Yine şiî-sünnî ayrımına duruş şekli de, coğrafyamızdaki bazı ülkeler ile ilişkilerimizi riske soktu. Örneğin biz Irak merkezi yönetimi ile uzlaşamazken, İran, Irak ile koordine şekilde IŞİD mücadelesine sahada destek verdi. Irak'ın bağımsız bir ülke olduğunu, komşu olduğunu ve onlardan habersiz tek adım atmayacaklarını her fırsatta yineleyerek...

İran, Yüzde 20 oranında uranyum zenginleştirme hala gündemde olsa da, yaptırımların kaldırılmasını şart koşmayı sürdürdü. Muhataplarına ise bu terörü siz yarattınız demekten çekinmedi.
Suudi Arabistan ile İran ilişkileri dahi gelişme göstermeye başladı...

Kıbrıs, Yunanistan ve Ermenistan da, çözümlenmemiş konularla ilişki yürüttüğümüz ülkelerdi.

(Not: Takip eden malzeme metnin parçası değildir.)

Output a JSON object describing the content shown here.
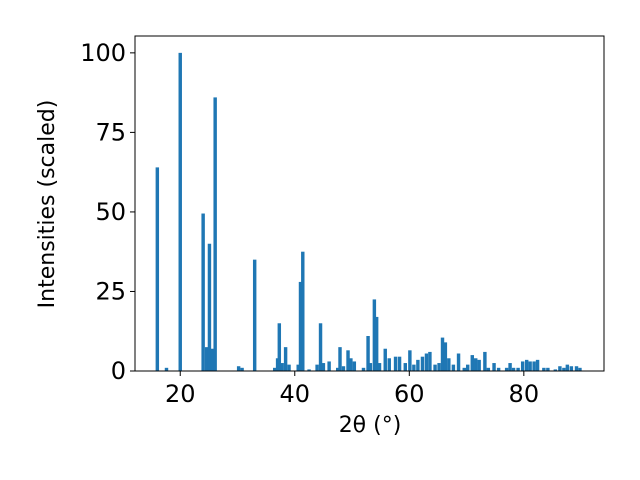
{
  "chart_data": {
    "type": "bar",
    "xlabel": "2θ (°)",
    "ylabel": "Intensities (scaled)",
    "color": "#1f77b4",
    "x": [
      16.0,
      17.6,
      20.0,
      24.0,
      24.6,
      25.1,
      25.6,
      26.1,
      30.2,
      30.8,
      33.0,
      36.5,
      37.0,
      37.3,
      37.8,
      38.4,
      39.0,
      40.6,
      41.0,
      41.4,
      42.5,
      43.9,
      44.5,
      45.0,
      46.0,
      47.5,
      47.9,
      48.5,
      49.3,
      49.8,
      50.4,
      52.0,
      52.8,
      53.2,
      53.9,
      54.3,
      54.8,
      55.8,
      56.5,
      57.6,
      58.3,
      59.3,
      60.1,
      60.8,
      61.5,
      62.3,
      63.0,
      63.6,
      64.5,
      65.2,
      65.8,
      66.3,
      66.9,
      67.7,
      68.6,
      69.6,
      70.2,
      71.0,
      71.6,
      72.2,
      73.2,
      73.8,
      74.8,
      75.6,
      77.0,
      77.6,
      78.2,
      79.0,
      79.8,
      80.5,
      81.1,
      81.8,
      82.4,
      83.5,
      84.2,
      85.5,
      86.3,
      87.0,
      87.6,
      88.3,
      89.2,
      89.8
    ],
    "values": [
      64,
      1,
      100,
      49.5,
      7.5,
      40,
      7,
      86,
      1.5,
      1,
      35,
      1,
      4,
      15,
      2.5,
      7.5,
      2,
      2,
      28,
      37.5,
      0.5,
      2,
      15,
      2.5,
      3,
      1,
      7.5,
      1.5,
      6.5,
      4,
      3,
      1,
      11,
      2.5,
      22.5,
      17,
      2.5,
      7,
      4,
      4.5,
      4.5,
      2.5,
      6.5,
      2,
      3.5,
      4.5,
      5.5,
      6,
      2,
      2.5,
      10.5,
      9,
      4,
      2,
      5.5,
      1,
      2,
      5,
      4,
      3.5,
      6,
      1,
      2.5,
      1,
      1,
      2.5,
      1,
      1,
      3,
      3.5,
      3,
      3,
      3.5,
      1,
      1,
      0.5,
      1.5,
      1,
      2,
      1.5,
      1.5,
      1
    ],
    "xlim": [
      12.1,
      94.0
    ],
    "ylim": [
      0,
      105.3
    ],
    "xticks": [
      20,
      40,
      60,
      80
    ],
    "yticks": [
      0,
      25,
      50,
      75,
      100
    ]
  }
}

Durum buyken BM'den çıkan sonuca şaşırmadık...

***

Hepsi bu mu?

Kulislerde yer alan haberlere göre bu tablo dışında bir faktör daha vardı...

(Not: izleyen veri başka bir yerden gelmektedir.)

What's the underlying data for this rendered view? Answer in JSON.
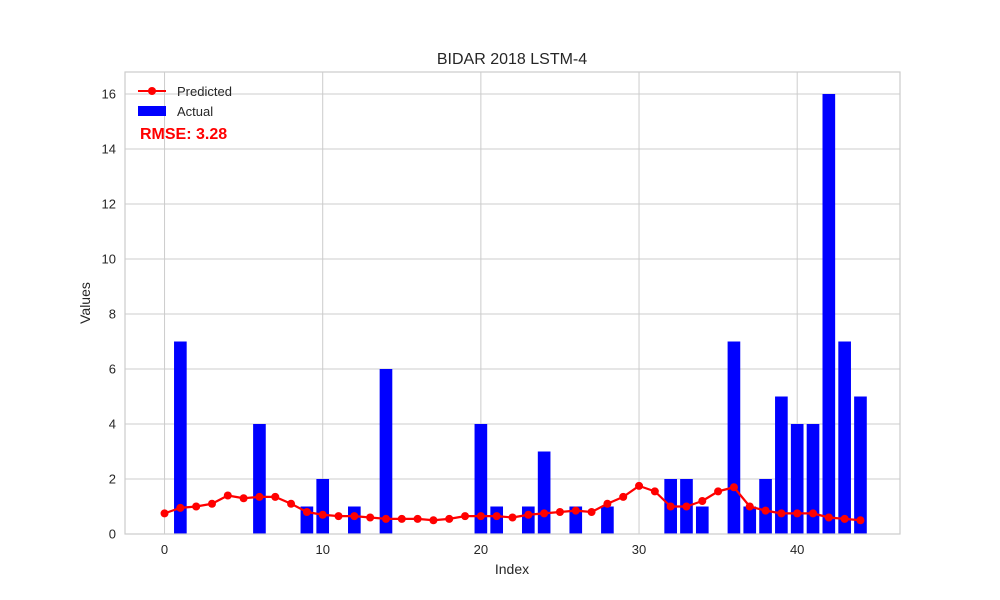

Hizmet çevrelerinin çalışması...

2009 BMGK oylamasında, hizmet organizasyonunun, irili ufaklı çeşitli ülkelerde etki noktalarını kullandığı ve oy desteği için çalıştığı konuşuluyordu.

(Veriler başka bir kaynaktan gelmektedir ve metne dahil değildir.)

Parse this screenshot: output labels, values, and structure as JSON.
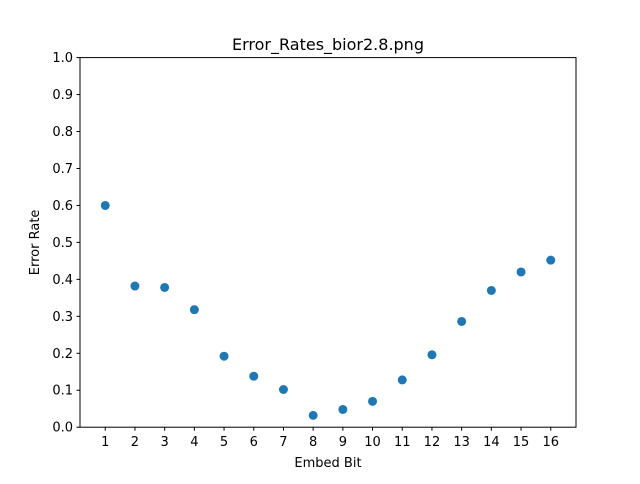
{
  "chart_data": {
    "type": "scatter",
    "title": "Error_Rates_bior2.8.png",
    "xlabel": "Embed Bit",
    "ylabel": "Error Rate",
    "x": [
      1,
      2,
      3,
      4,
      5,
      6,
      7,
      8,
      9,
      10,
      11,
      12,
      13,
      14,
      15,
      16
    ],
    "y": [
      0.6,
      0.382,
      0.378,
      0.318,
      0.192,
      0.138,
      0.102,
      0.032,
      0.048,
      0.07,
      0.128,
      0.196,
      0.286,
      0.37,
      0.42,
      0.452
    ],
    "xlim": [
      0.15,
      16.85
    ],
    "ylim": [
      0.0,
      1.0
    ],
    "xticks": [
      "1",
      "2",
      "3",
      "4",
      "5",
      "6",
      "7",
      "8",
      "9",
      "10",
      "11",
      "12",
      "13",
      "14",
      "15",
      "16"
    ],
    "yticks": [
      "0.0",
      "0.1",
      "0.2",
      "0.3",
      "0.4",
      "0.5",
      "0.6",
      "0.7",
      "0.8",
      "0.9",
      "1.0"
    ],
    "grid": false,
    "legend": "none",
    "marker_color": "#1f77b4"
  }
}
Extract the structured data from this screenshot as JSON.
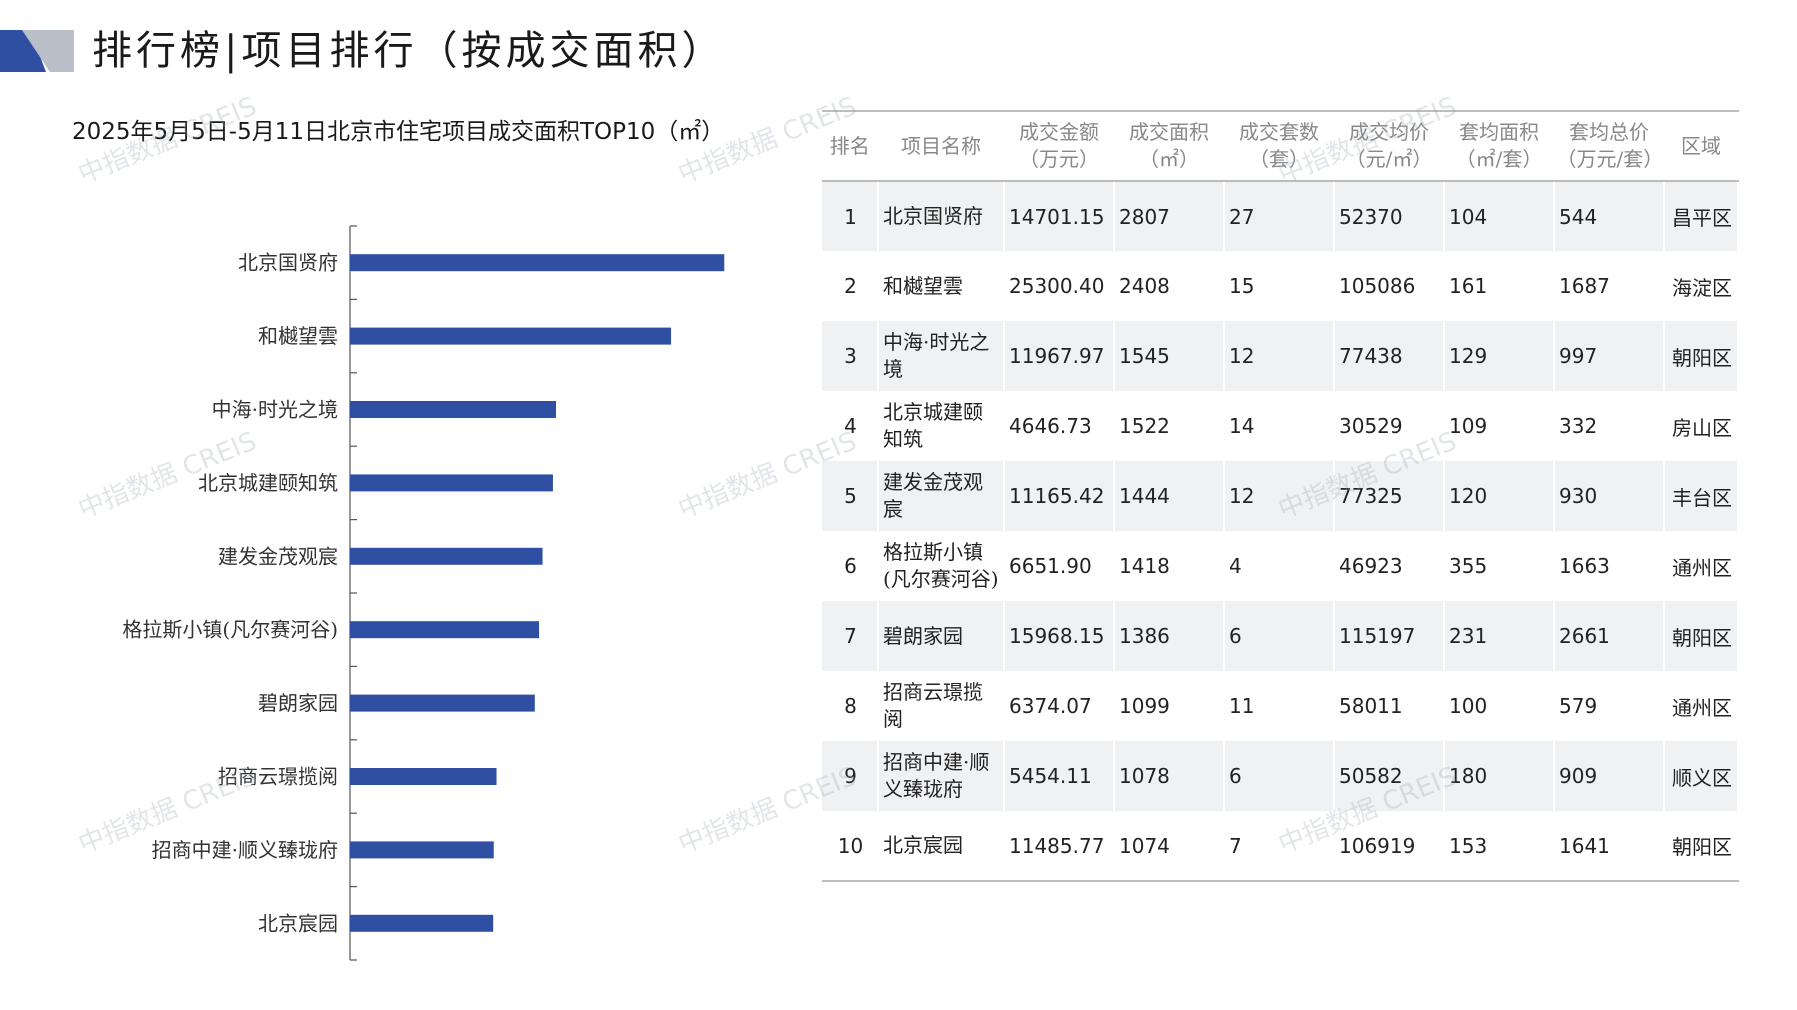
{
  "header": {
    "title": "排行榜|项目排行（按成交面积）",
    "logo_colors": [
      "#2f4fa2",
      "#b9bfc8"
    ]
  },
  "chart_title": "2025年5月5日-5月11日北京市住宅项目成交面积TOP10（㎡）",
  "chart_data": {
    "type": "bar",
    "orientation": "horizontal",
    "title": "2025年5月5日-5月11日北京市住宅项目成交面积TOP10（㎡）",
    "categories": [
      "北京国贤府",
      "和樾望雲",
      "中海·时光之境",
      "北京城建颐知筑",
      "建发金茂观宸",
      "格拉斯小镇(凡尔赛河谷)",
      "碧朗家园",
      "招商云璟揽阅",
      "招商中建·顺义臻珑府",
      "北京宸园"
    ],
    "values": [
      2807,
      2408,
      1545,
      1522,
      1444,
      1418,
      1386,
      1099,
      1078,
      1074
    ],
    "bar_color": "#2f4fa2",
    "xlim": [
      0,
      3000
    ],
    "gridlines": false
  },
  "table": {
    "columns": [
      {
        "l1": "排名",
        "l2": ""
      },
      {
        "l1": "项目名称",
        "l2": ""
      },
      {
        "l1": "成交金额",
        "l2": "（万元）"
      },
      {
        "l1": "成交面积",
        "l2": "（㎡）"
      },
      {
        "l1": "成交套数",
        "l2": "（套）"
      },
      {
        "l1": "成交均价",
        "l2": "（元/㎡）"
      },
      {
        "l1": "套均面积",
        "l2": "（㎡/套）"
      },
      {
        "l1": "套均总价",
        "l2": "（万元/套）"
      },
      {
        "l1": "区域",
        "l2": ""
      }
    ],
    "rows": [
      [
        "1",
        "北京国贤府",
        "14701.15",
        "2807",
        "27",
        "52370",
        "104",
        "544",
        "昌平区"
      ],
      [
        "2",
        "和樾望雲",
        "25300.40",
        "2408",
        "15",
        "105086",
        "161",
        "1687",
        "海淀区"
      ],
      [
        "3",
        "中海·时光之境",
        "11967.97",
        "1545",
        "12",
        "77438",
        "129",
        "997",
        "朝阳区"
      ],
      [
        "4",
        "北京城建颐知筑",
        "4646.73",
        "1522",
        "14",
        "30529",
        "109",
        "332",
        "房山区"
      ],
      [
        "5",
        "建发金茂观宸",
        "11165.42",
        "1444",
        "12",
        "77325",
        "120",
        "930",
        "丰台区"
      ],
      [
        "6",
        "格拉斯小镇(凡尔赛河谷)",
        "6651.90",
        "1418",
        "4",
        "46923",
        "355",
        "1663",
        "通州区"
      ],
      [
        "7",
        "碧朗家园",
        "15968.15",
        "1386",
        "6",
        "115197",
        "231",
        "2661",
        "朝阳区"
      ],
      [
        "8",
        "招商云璟揽阅",
        "6374.07",
        "1099",
        "11",
        "58011",
        "100",
        "579",
        "通州区"
      ],
      [
        "9",
        "招商中建·顺义臻珑府",
        "5454.11",
        "1078",
        "6",
        "50582",
        "180",
        "909",
        "顺义区"
      ],
      [
        "10",
        "北京宸园",
        "11485.77",
        "1074",
        "7",
        "106919",
        "153",
        "1641",
        "朝阳区"
      ]
    ]
  },
  "watermark": "中指数据 CREIS"
}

O kadar güçleri olabilir miydi?

Bazı yabancı gazeteciler yazılarında 'Son oylamada özellikle Afrika'da okulları ve vakıfları ile etkisi olduğu konuşulan organizasyon, Afrika oylarını etkilemiş olabilir mi?' diye soruyor.

Fazla güç atfetmek için mi bilmem.

***

Bizim ülkede on sekiz aydır savaş var. Bürokratik şekilde, soruşturmalar ile yürüyen bir savaş...

Yönetme savaşı...

Biz neden bu ayrışmayı yaşıyoruz?

Kimler nerelerde hata yaptıklarını kendilerine sormadıkları için...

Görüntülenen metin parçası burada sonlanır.